PG, 2005, 98 minutes, Fox Home Entertainment. Contains mature themes, some peril and sensuality but ultimately nothing too objectionable.

In Danny Boyle's delightful modern fairy tale, two young English brothers discover a bag of money. Anthony, the 9-year-old (Lewis Owen McGibbon), wants to spend it. But 7-year-old Damien (Alexander Nathan Etel), who happens to experience regular visions of saints, insists on giving it to the poor. Witty, sweet and charming but never sappy, the movie joins the heady company of such extraordinary child-centered movies as "The 400 Blows," "My Life as a Dog" and "Au Revoir Les Enfants" ("Goodbye, Children"). In all these films, reality is seen from a young perspective, but there is no condescension in the exercise. A magical movie.

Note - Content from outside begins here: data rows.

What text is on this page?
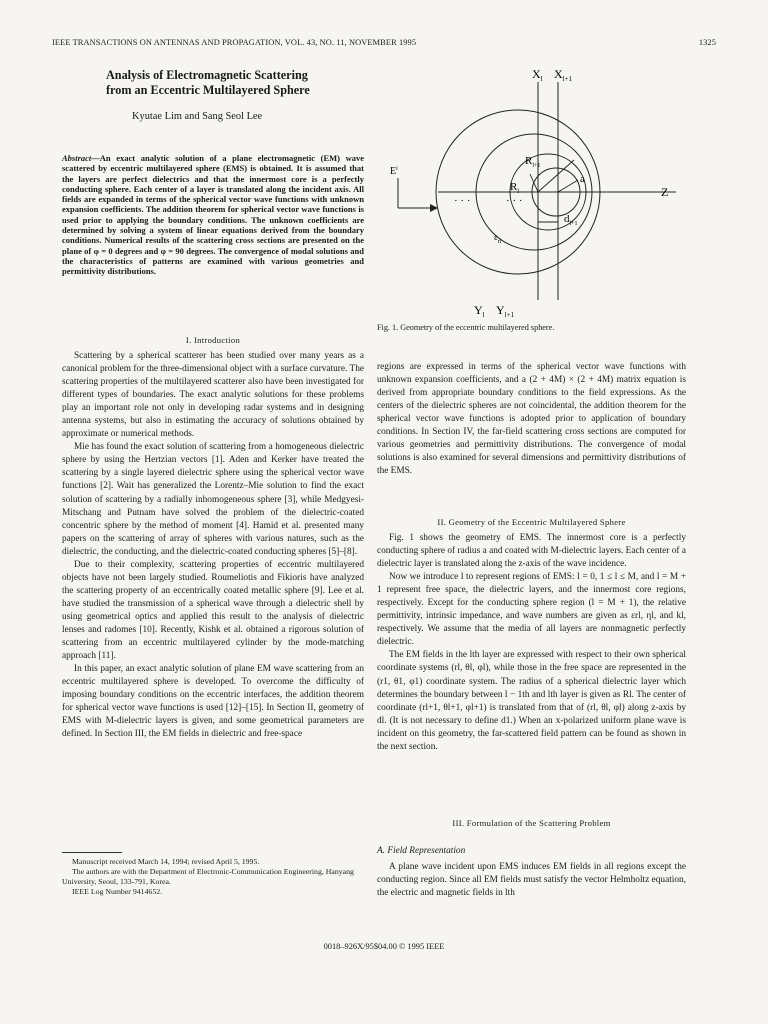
IEEE TRANSACTIONS ON ANTENNAS AND PROPAGATION, VOL. 43, NO. 11, NOVEMBER 1995	1325
Analysis of Electromagnetic Scattering
from an Eccentric Multilayered Sphere
Kyutae Lim and Sang Seol Lee
Abstract—An exact analytic solution of a plane electromagnetic (EM) wave scattered by eccentric multilayered sphere (EMS) is obtained. It is assumed that the layers are perfect dielectrics and that the innermost core is a perfectly conducting sphere. Each center of a layer is translated along the incident axis. All fields are expanded in terms of the spherical vector wave functions with unknown expansion coefficients. The addition theorem for spherical vector wave functions is used prior to applying the boundary conditions. The unknown coefficients are determined by solving a system of linear equations derived from the boundary conditions. Numerical results of the scattering cross sections are presented on the plane of φ = 0 degrees and φ = 90 degrees. The convergence of modal solutions and the characteristics of patterns are examined with various geometries and permittivity distributions.
I. Introduction

Scattering by a spherical scatterer has been studied over many years as a canonical problem for the three-dimensional object with a surface curvature. The scattering properties of the multilayered scatterer also have been investigated for different types of boundaries. The exact analytic solutions for these problems play an important role not only in developing radar systems and in designing antenna systems, but also in estimating the accuracy of solutions obtained by approximate or numerical methods.

Mie has found the exact solution of scattering from a homogeneous dielectric sphere by using the Hertzian vectors [1]. Aden and Kerker have treated the scattering by a single layered dielectric sphere using the spherical vector wave functions [2]. Wait has generalized the Lorentz–Mie solution to find the exact solution of scattering by a radially inhomogeneous sphere [3], while Medgyesi-Mitschang and Putnam have solved the problem of the dielectric-coated concentric sphere by the method of moment [4]. Hamid et al. presented many papers on the scattering of array of spheres with various natures, such as the dielectric, the conducting, and the dielectric-coated conducting spheres [5]–[8].

Due to their complexity, scattering properties of eccentric multilayered objects have not been largely studied. Roumeliotis and Fikioris have analyzed the scattering property of an eccentrically coated metallic sphere [9]. Lee et al. have studied the transmission of a spherical wave through a dielectric shell by using geometrical optics and applied this result to the analysis of dielectric lenses and radomes [10]. Recently, Kishk et al. obtained a rigorous solution of scattering from an eccentric multilayered cylinder by the mode-matching approach [11].

In this paper, an exact analytic solution of plane EM wave scattering from an eccentric multilayered sphere is developed. To overcome the difficulty of imposing boundary conditions on the eccentric interfaces, the addition theorem for spherical vector wave functions is used [12]–[15]. In Section II, geometry of EMS with M-dielectric layers is given, and some geometrical parameters are defined. In Section III, the EM fields in dielectric and free-space

Manuscript received March 14, 1994; revised April 5, 1995.

The authors are with the Department of Electronic-Communication Engineering, Hanyang University, Seoul, 133-791, Korea.

IEEE Log Number 9414652.

$X_l$ $X_{l+1}$
$Y_l$ $Y_{l+1}$
Z
$E^i$
$R_{l+1}$
$R_l$
a
$d_{l+1}$
$\varepsilon_{rl}$
· · ·	· · ·
Fig. 1. Geometry of the eccentric multilayered sphere.

regions are expressed in terms of the spherical vector wave functions with unknown expansion coefficients, and a (2 + 4M) × (2 + 4M) matrix equation is derived from appropriate boundary conditions to the field expressions. As the centers of the dielectric spheres are not coincidental, the addition theorem for the spherical vector wave functions is adopted prior to application of boundary conditions. In Section IV, the far-field scattering cross sections are computed for various geometries and permittivity distributions. The convergence of modal solutions is also examined for several dimensions and permittivity distributions of the EMS.

II. Geometry of the Eccentric Multilayered Sphere

Fig. 1 shows the geometry of EMS. The innermost core is a perfectly conducting sphere of radius a and coated with M-dielectric layers. Each center of a dielectric layer is translated along the z-axis of the wave incidence.

Now we introduce l to represent regions of EMS: l = 0, 1 ≤ l ≤ M, and l = M + 1 represent free space, the dielectric layers, and the innermost core regions, respectively. Except for the conducting sphere region (l = M + 1), the relative permittivity, intrinsic impedance, and wave numbers are given as εrl, ηl, and kl, respectively. We assume that the media of all layers are nonmagnetic perfectly dielectric.

The EM fields in the lth layer are expressed with respect to their own spherical coordinate systems (rl, θl, φl), while those in the free space are represented in the (r1, θ1, φ1) coordinate system. The radius of a spherical dielectric layer which determines the boundary between l − 1th and lth layer is given as Rl. The center of coordinate (rl+1, θl+1, φl+1) is translated from that of (rl, θl, φl) along z-axis by dl. (It is not necessary to define d1.) When an x-polarized uniform plane wave is incident on this geometry, the far-scattered field pattern can be found as shown in the next section.

III. Formulation of the Scattering Problem
A. Field Representation

A plane wave incident upon EMS induces EM fields in all regions except the conducting region. Since all EM fields must satisfy the vector Helmholtz equation, the electric and magnetic fields in lth

0018–926X/95$04.00 © 1995 IEEE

* Extra: Commentary by the director.

-- Michael O'Sullivan

The Perfect Man

PG, 2005, 96 minutes, Universal Studios Home Entertainment. Contains a joke about flatulence and mildly suggestive humor.

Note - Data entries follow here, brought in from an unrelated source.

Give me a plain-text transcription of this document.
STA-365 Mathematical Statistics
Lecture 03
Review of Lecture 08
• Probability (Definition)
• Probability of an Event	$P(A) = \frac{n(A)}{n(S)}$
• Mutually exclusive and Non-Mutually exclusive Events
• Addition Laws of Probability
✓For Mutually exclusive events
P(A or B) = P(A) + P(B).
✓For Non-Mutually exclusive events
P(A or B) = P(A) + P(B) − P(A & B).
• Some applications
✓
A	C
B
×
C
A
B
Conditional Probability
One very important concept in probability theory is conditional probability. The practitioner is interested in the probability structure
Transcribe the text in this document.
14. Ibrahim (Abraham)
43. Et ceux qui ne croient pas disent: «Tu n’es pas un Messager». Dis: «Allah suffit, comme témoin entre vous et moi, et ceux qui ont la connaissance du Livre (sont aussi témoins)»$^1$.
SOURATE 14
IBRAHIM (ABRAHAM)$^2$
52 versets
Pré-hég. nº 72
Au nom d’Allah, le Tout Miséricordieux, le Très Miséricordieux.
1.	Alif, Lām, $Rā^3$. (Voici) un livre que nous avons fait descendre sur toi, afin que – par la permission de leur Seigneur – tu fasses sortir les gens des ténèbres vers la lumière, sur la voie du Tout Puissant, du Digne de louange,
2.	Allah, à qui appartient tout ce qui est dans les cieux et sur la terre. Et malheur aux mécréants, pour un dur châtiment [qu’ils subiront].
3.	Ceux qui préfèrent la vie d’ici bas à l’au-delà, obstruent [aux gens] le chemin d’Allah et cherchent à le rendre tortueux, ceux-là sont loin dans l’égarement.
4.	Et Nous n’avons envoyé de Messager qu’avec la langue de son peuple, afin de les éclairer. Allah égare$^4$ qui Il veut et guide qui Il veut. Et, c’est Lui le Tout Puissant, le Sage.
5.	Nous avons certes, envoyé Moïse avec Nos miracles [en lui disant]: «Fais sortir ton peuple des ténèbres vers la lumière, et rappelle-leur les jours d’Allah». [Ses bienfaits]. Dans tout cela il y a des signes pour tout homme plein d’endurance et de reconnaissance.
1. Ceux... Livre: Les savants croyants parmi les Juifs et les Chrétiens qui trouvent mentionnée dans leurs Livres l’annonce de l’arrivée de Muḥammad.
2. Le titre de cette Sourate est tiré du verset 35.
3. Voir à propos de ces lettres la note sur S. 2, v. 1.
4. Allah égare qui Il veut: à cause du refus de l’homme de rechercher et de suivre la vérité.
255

Loosely based on a true story, in which a teenage girl courted her own single mother by means of a fictitious suitor the girl had created, "The Perfect Man" is disturbing on many levels. Unfortunately, it doesn't even have the good sense to know how disturbing it is and have a little fun with it. As a result, the fluffy romantic comedy, starring Hilary Duff as the girl, Holly, Heather Locklear as her mother and Chris Noth as Holly's unwitting co-conspirator, is something even worse: creepy and boring.

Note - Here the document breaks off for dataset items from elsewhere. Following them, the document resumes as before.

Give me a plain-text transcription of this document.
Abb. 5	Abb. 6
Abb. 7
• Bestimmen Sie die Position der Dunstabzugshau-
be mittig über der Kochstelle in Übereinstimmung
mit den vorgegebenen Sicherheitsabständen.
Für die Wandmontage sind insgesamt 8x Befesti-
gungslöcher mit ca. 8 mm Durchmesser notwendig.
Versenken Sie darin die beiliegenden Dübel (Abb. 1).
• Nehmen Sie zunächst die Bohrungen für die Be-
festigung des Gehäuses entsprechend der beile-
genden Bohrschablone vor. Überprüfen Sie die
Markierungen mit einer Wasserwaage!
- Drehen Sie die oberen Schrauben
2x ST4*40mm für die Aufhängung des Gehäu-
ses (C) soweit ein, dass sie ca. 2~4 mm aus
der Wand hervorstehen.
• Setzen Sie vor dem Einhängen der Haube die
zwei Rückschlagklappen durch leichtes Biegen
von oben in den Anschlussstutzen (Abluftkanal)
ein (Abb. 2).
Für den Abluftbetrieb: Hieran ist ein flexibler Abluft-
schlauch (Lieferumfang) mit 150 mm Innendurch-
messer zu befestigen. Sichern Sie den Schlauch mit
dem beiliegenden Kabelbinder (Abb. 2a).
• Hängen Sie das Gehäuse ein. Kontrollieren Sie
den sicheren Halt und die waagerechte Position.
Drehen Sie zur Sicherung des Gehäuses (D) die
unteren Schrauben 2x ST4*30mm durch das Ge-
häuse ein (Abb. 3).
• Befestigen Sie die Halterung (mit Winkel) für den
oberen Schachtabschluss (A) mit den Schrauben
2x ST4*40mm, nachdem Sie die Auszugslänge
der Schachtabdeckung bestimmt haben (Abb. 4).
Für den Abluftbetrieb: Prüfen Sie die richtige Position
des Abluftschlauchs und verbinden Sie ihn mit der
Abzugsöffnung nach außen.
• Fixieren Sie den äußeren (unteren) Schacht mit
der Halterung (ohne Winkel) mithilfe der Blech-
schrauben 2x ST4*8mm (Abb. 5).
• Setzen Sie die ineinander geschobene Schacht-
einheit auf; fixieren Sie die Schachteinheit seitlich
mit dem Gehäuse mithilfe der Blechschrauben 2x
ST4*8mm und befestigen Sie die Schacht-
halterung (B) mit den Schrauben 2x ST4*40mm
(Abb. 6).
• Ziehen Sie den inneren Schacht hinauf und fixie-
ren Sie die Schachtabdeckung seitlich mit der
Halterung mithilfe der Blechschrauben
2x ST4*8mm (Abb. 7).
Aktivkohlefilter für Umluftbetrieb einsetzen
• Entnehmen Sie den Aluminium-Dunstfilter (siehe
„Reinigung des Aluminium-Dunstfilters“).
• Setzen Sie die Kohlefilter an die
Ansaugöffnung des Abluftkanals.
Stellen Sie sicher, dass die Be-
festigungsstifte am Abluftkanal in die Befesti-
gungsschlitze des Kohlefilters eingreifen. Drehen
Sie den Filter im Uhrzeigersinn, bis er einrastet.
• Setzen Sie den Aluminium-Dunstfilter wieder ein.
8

* Extra: Duff and Locklear talk about their onscreen mother-daughter relationship.

-- Michael O'Sullivan

Star Wars: Episode III -- Revenge of the Sith

PG-13, 2005, 140 minutes, Twentieth Century Fox Home Video. Contains sci-fi violence.

In this final installment of the "Star Wars" mega-ology, we learn about the circumstances that led to the creation of Darth Vader. But this most potentially compelling episode of all is marred by the disappointingly ordinary Hayden Christensen, whose evolution from Anakin Skywalker to the baddest, heavy-breathing villain in sci-fi popular culture amounts to a sort of tizzy fit. It seems he just can't get invited to the inner circle of Jedi knights, run by Yoda, Obi-Wan Kenobi (Ewan McGregor), Mace Windu (Samuel L. Jackson) and all, so he joins forces with Emperor Palpatine (Ian McDiarmid), who doubles as the hissable Sith Vicious, uh, Darth Sidious. There are some enjoyable spectacles involving lightsaber battles between Obi-Wan and Anakin. But the whole subplot between Anakin and his wife, Padme (Natalie Portman), is dramatically flat, and the story shows us nothing that we didn't expect.

* Extra: Director George Lucas traces the myth of Darth Vader.

-- Desson Thomson

{sstar} Tropical Malady

Unrated, 2005, 120 minutes, Strand Releasing. Contains nudity, some violence and themes of sensuality. In Thai with subtitles.

Thai filmmaker Apichatpong Weerasethakul pulls you into an otherworldly, enchanting garden of sensuality and mythology, while portraying Thailand's connections to the mystical past and tacky present. Split into two distinct chapters, the strange modern fable starts out as the evolving romance between two Thai men -- Keng (Banlop Lomnoi), a forest patrol soldier, and Tong (Sakda Kaewbuadee), a farmer -- but evolves into something deeper: a film about the atavistic wildness within people. When Keng is dispatched into the jungle to track a mysterious beast that has been attacking and killing local livestock, his mission (in the movie's second half) becomes a mythical journey to the heart of Tong's darkness. And the lurking creature, you realize, in the dream state portion of this challenging, extraordinary movie, might well be the spirit of Tong himself.

* Extra: Commentary by the director and film critic Chuck Stephens.